Gilgeous-Alexander, who was 14-of-27 from the floor, did the vast majority of his damage from midrange. According to Second Spectrum, he went 12-of-16 on midrange shots, matching LaMarcus Aldridge for the most midrange buckets made in a playoff game over the past decade. It also was the most midrange shots made by a player in any game — regular season or playoffs — over the past two seasons.
“He was unbelievable,” Mavs superstar Luka Doncic said. “He kept making shots, and maybe at some point we got to send double-teams. He’s just too good.”
Four Mavericks surrounded Gilgeous-Alexander in the paint when he drove the next possession late in the fourth. He kicked the ball out to a wide-open Holmgren in the right corner — as Doncic sold out to help on Gilgeous-Alexander — for the go-ahead 3 with 3:24 left.
A couple of possessions later, Gilgeous-Alexander again drew four Dallas defenders into the paint and fed a teammate for another wide-open 3. Luguentz Dort, who had misfired on 10 of his first 13 shots, swished this one to stretch OKC’s lead to four with 2:14 remaining.

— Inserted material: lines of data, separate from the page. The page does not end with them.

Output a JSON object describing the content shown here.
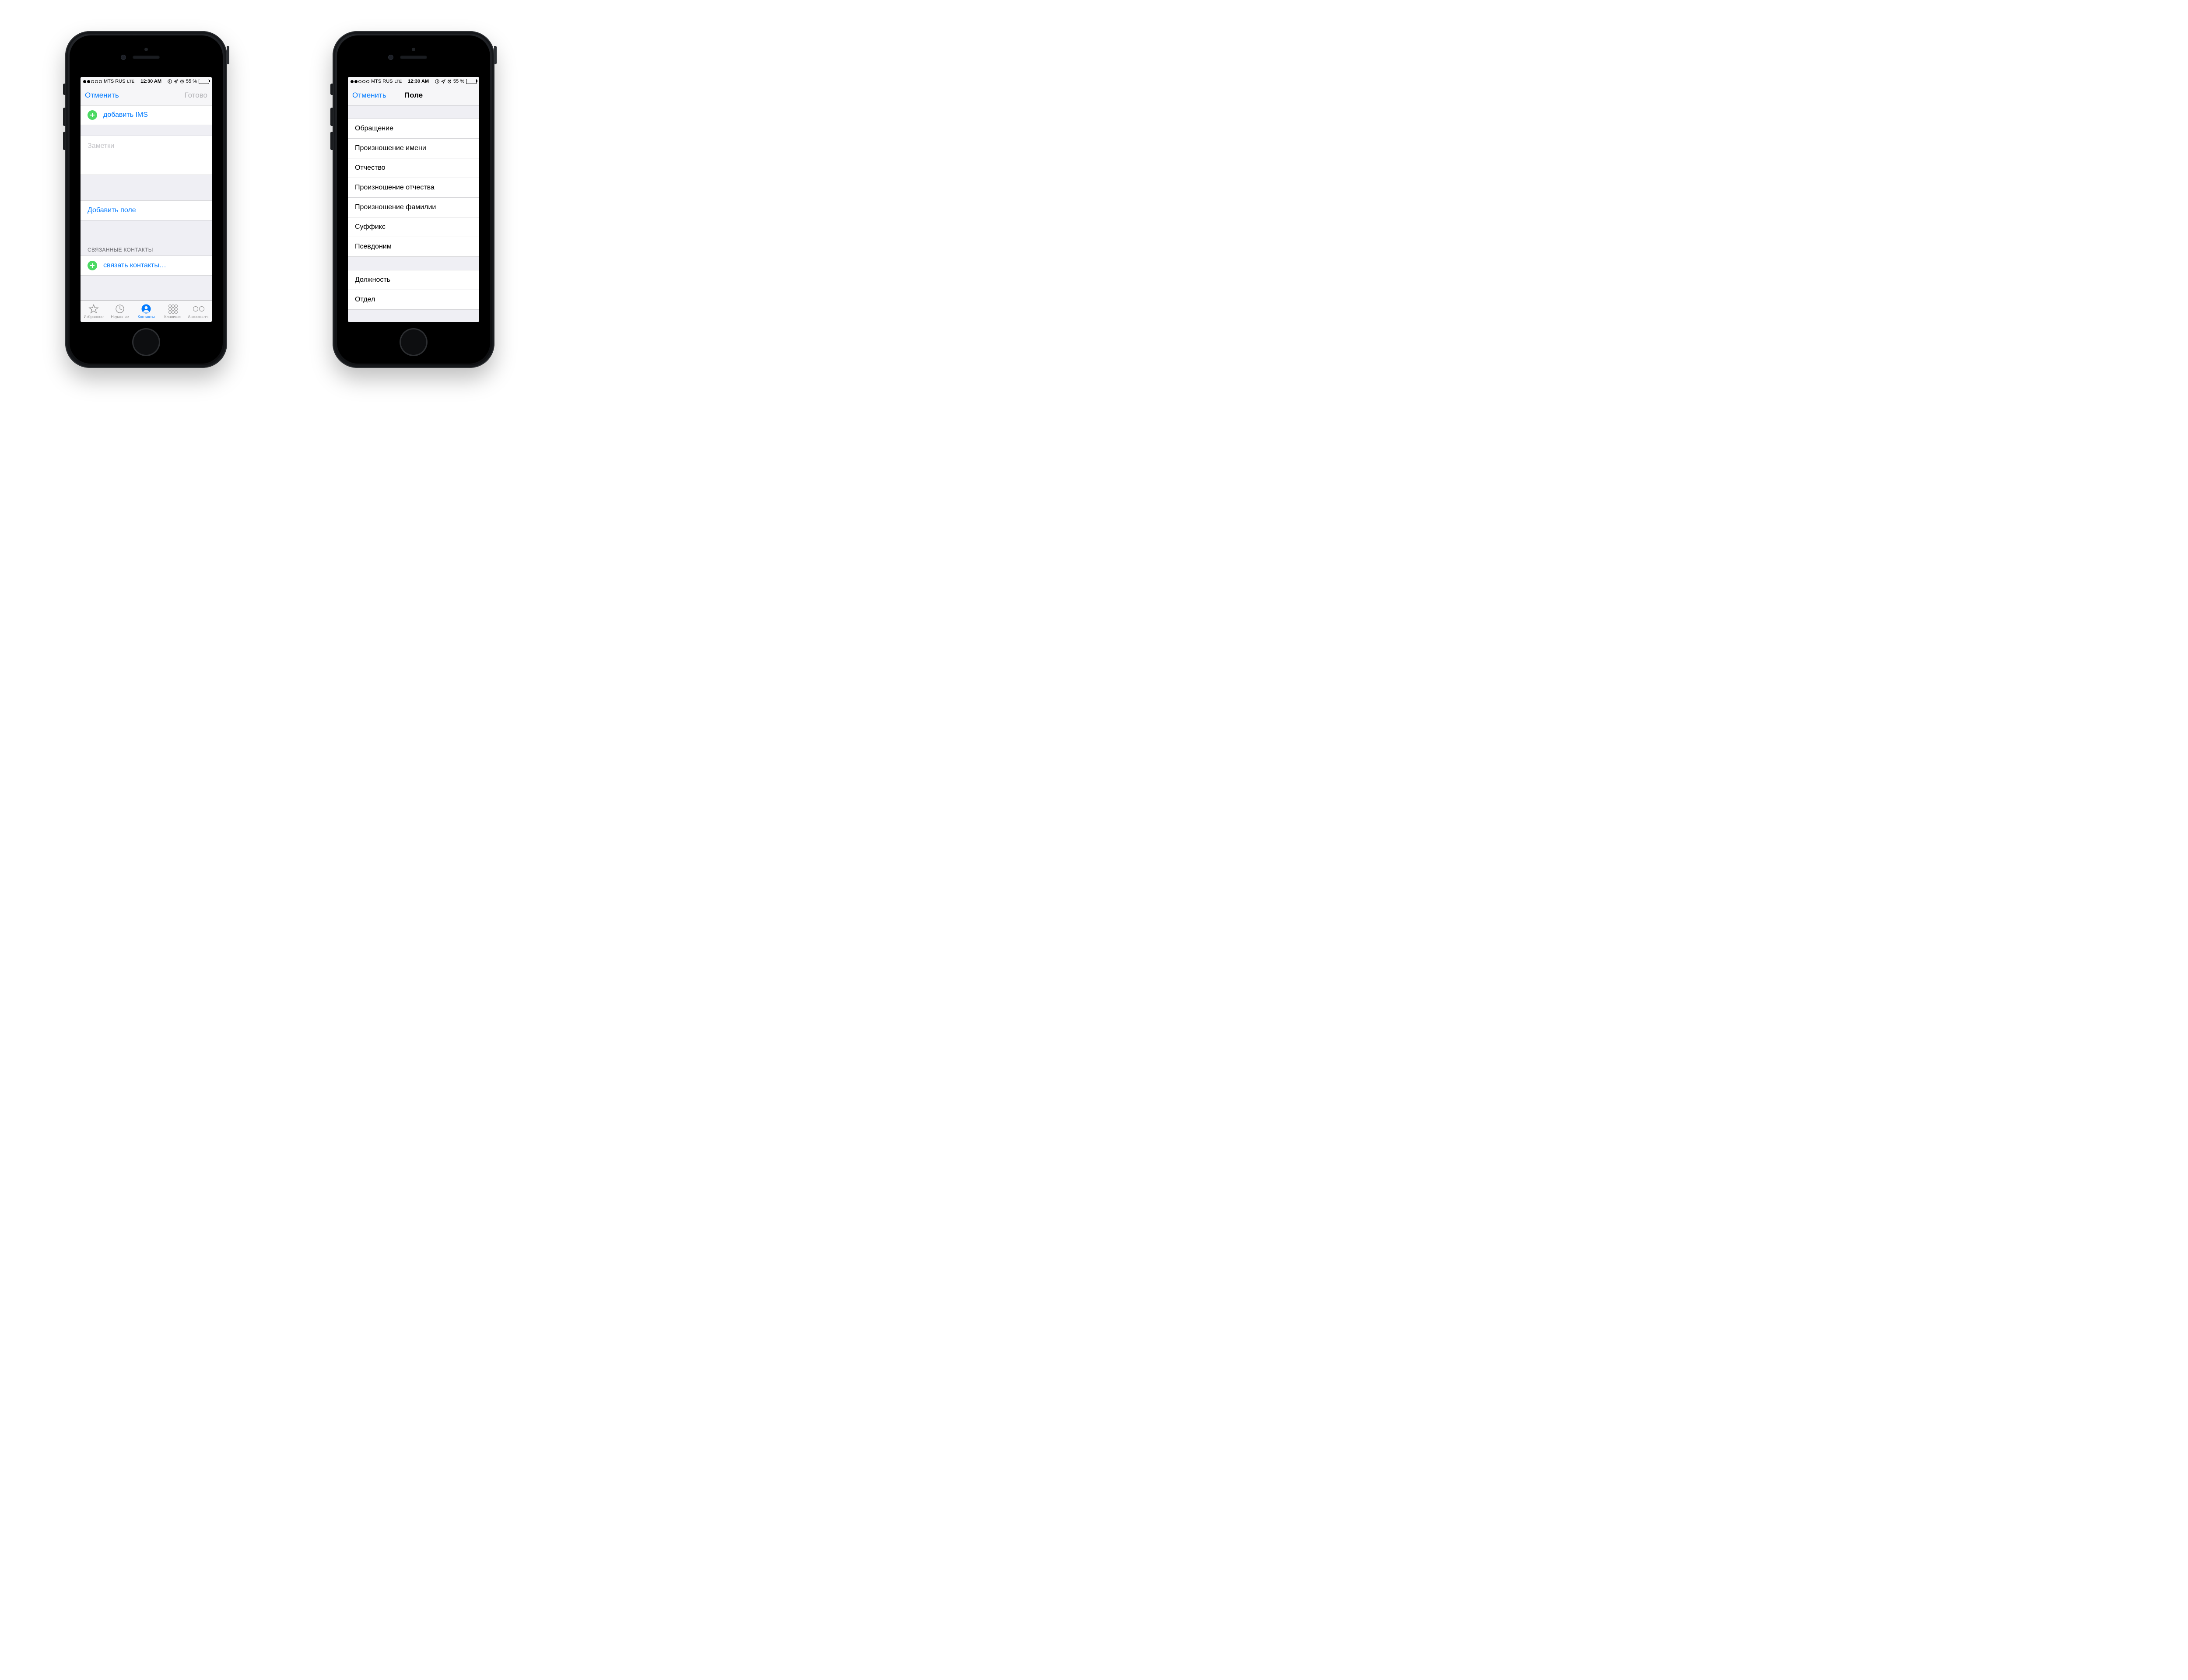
{
  "status_bar": {
    "carrier": "MTS RUS",
    "network_label": "LTE",
    "time": "12:30 AM",
    "battery_text": "55 %",
    "battery_level": 55,
    "signal_strength": 2
  },
  "colors": {
    "ios_blue": "#007aff",
    "ios_green": "#4cd964",
    "placeholder": "#c4c4c8",
    "group_bg": "#efeff4"
  },
  "screen1": {
    "nav": {
      "cancel": "Отменить",
      "done": "Готово"
    },
    "add_ims_label": "добавить IMS",
    "notes_placeholder": "Заметки",
    "add_field_label": "Добавить поле",
    "linked_header": "СВЯЗАННЫЕ КОНТАКТЫ",
    "link_contacts_label": "связать контакты…",
    "tabs": [
      {
        "id": "favorites",
        "label": "Избранное"
      },
      {
        "id": "recents",
        "label": "Недавние"
      },
      {
        "id": "contacts",
        "label": "Контакты"
      },
      {
        "id": "keypad",
        "label": "Клавиши"
      },
      {
        "id": "voicemail",
        "label": "Автоответч."
      }
    ],
    "active_tab": "contacts"
  },
  "screen2": {
    "nav": {
      "cancel": "Отменить",
      "title": "Поле"
    },
    "group1": [
      "Обращение",
      "Произношение имени",
      "Отчество",
      "Произношение отчества",
      "Произношение фамилии",
      "Суффикс",
      "Псевдоним"
    ],
    "group2": [
      "Должность",
      "Отдел"
    ]
  }
}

“He obviously took that thing by the horns there late, but he had an unbelievable blend and really found his teammates on a lot of plays,” Thunder coach Mark Daigneault said. “And continued to find them. The shot Chet hit, the shot Lu hit that he sprayed to them — that’s him passing the ball in critical time. Down 2-1 in the fourth quarter, and the team is shooting 20-something percent from 3, that’s just unbelievable trust and confidence for him to rise to that in that moment. And for a young, ambitious star player, I was blown away by those plays.”
It’s the kind of occasion that Gilgeous-Alexander, playing in his third postseason but first as the face of the Thunder, has been building toward over his six-year NBA career.
“There’s a balance that you get to find,” Gilgeous-Alexander said. “When to attack, when to pass, when to make the right play, when to not make the right play and trust your skill. It’s something that I battle with a lot and try to be really good at, and a lot of great players battle with it and try to be really good at it.
“But ultimately, it just comes down to, for the most part, taking what the defense gives you and trusting your teammates. You need ’em to win at a high level. That’s clear as day, and I want to win at a high level, so I have no option.”
While Gilgeous-Alexander shined, the Dallas superstars’ series-long scoring struggles reached a new low. Doncic and Kyrie Irving combined for 27 points on 10-of-31 shooting, their lowest-scoring outing as a duo since Dallas acquired Irving at the 2023 trade deadline.
“There’s some points in the game I’m doing the same thing you guys are doing — just kind of being a fan of what he’s doing and, when some of those shots go in, just kind of making a face like, ‘That’s crazy.’ But he’s been doing it all year. I’ve seen him do it since I got here, and that’s just who he is.”
Chet Holmgren on Thunder teammate Shai Gilgeous-Alexander
Doncic had a chance to tie the game at the free throw line with 10 seconds remaining, but he missed his first attempt. Dallas made only 12 of 23 free throws, as compared to 23-of-24 for Oklahoma City.
“It’s unacceptable,” said Doncic, who had 18 points, 12 rebounds and 10 assists. “We got to be better.”
Doncic, who is dealing with a sprained right knee and a sore left ankle, finished with more turnovers (seven) than field goals (6-of-20 shooting). Irving registered nine points for the second time in the series after being held to a single-digit scoring total only once previously in a playoff game.
Doncic and Irving are combining to average only 37.0 points per game in the series, a drop of 22.5 points from their regular-season production.
“They put you in a lot of tough binds, and I think we’ve had good grit the whole time,” Thunder forward Jalen Williams said. “Just kind of stick with what we want to do defensively and just live at some of the results. But it’s a tough task, so it takes a village to guard guys like that.”